Hamza Türkmen çizmiş olduğu bu çerçevenin ardından sözü Selahaddin E.Çakırgil’e verdi. Hamza Türkmen’in bıraktığı yerden sözü devralan Çakırgil evvela tarihsel bir arka plan çizdi. Ardından kendisinin bizzat şahit olduğu döneme ilişkin dergiciliğin gelişimini anlattı.
“El yordamıyla buluyorduk bazı şeyleri. Bize soruyorlardı siz kimden izin alıyorsunuz da dergi çıkarıyorsunuz diye biz de şöyle diyorduk: Hiç kimseden O zaman bize kızıyorlar ve Kardeşim İslam böyle başıboşluk kabul eder mi diyorlardı. Fakat kimden izin alacaz bize kim dergi çıkarabilirsiniz diye izin verecek. Dolayısıyla Hamza beyin vurguladığı gibi gençtik bir şeyler yapmak istiyorduk İslam’ın çağa uygun yorumlarını duymuş ve okumuştuk. Dergi çıkartmamız bir fikir kulübü faaliyeti değildi bizler için o dergiler adeta bir okul gibiydi.1979 İran Devriminden önce zaten bizde yani Türkiye’de sağcılıktan milliyetçilikten ayrışma azminde olan bir çizgi zaten mevcuttu ve bu çizgiyi temsil eden de o dönem için dergilerdi.Haftalık olarak çıkarıyorduk dergileri ve ayda dört defa okuyucularla buluşma imkanımız oluyordu.Müthiş bir talep vardı.Sadece Malatya bölgesine 2500 ü aşkın dergi yolluyorduk.Yetmişli yılların dergiciliği Düşünce Tevhid İslami Hareket ve Hicret dergileri özellikle İslami kimliğin oluşum seyrinin ilk aşamasıydı diyebiliriz ve aynı zamanda bir sorgulama/tartışma/ayrışma dönemiydi de.”
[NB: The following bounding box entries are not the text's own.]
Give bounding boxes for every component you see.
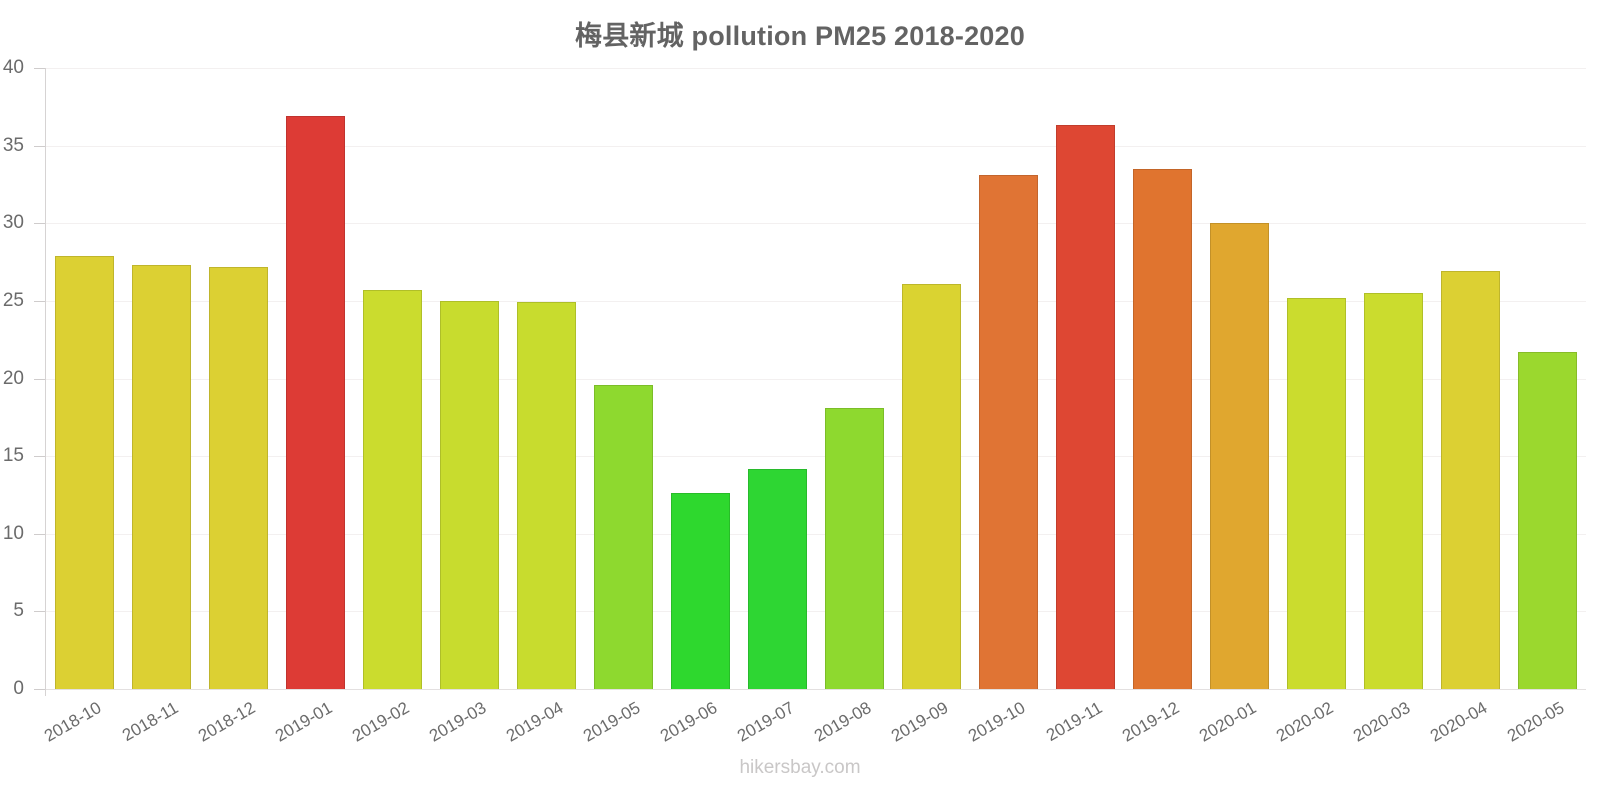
bar[interactable]: [979, 175, 1038, 689]
x-axis-tick-label: 2019-11: [1042, 698, 1105, 746]
y-axis-tick-label: 10: [2, 522, 24, 544]
x-axis-tick-label: 2019-01: [271, 698, 335, 746]
y-axis-tick: [34, 68, 45, 69]
bar[interactable]: [1287, 297, 1346, 689]
x-axis-tick-label: 2019-10: [964, 698, 1028, 746]
bar[interactable]: [902, 283, 961, 689]
bar-series: [46, 68, 1586, 689]
x-axis-tick-label: 2019-04: [502, 698, 566, 746]
x-axis-tick-label: 2018-10: [40, 698, 104, 746]
x-axis-tick-label: 2019-02: [348, 698, 412, 746]
x-axis-labels: 2018-10 2018-11 2018-12 2019-01 2019-02 2019-…: [40, 692, 1586, 762]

Hamza Türkmen programın sonunda zaman darlığından dolayı gelmesi muhtemel sorular üzerinden Selahhaddin E.Çakırgil ile birlikte reel durum ve olması beklenen gelişmelerle ilgili mülahazalarda bulundular.
Sakarya Özgür-Der’in İslamcılık Sohbetlerinin “İki Darbe arası İslamcılık (12 Eylül-28 Şubat)” alt başlığı ile devam etmesi planlanıyor.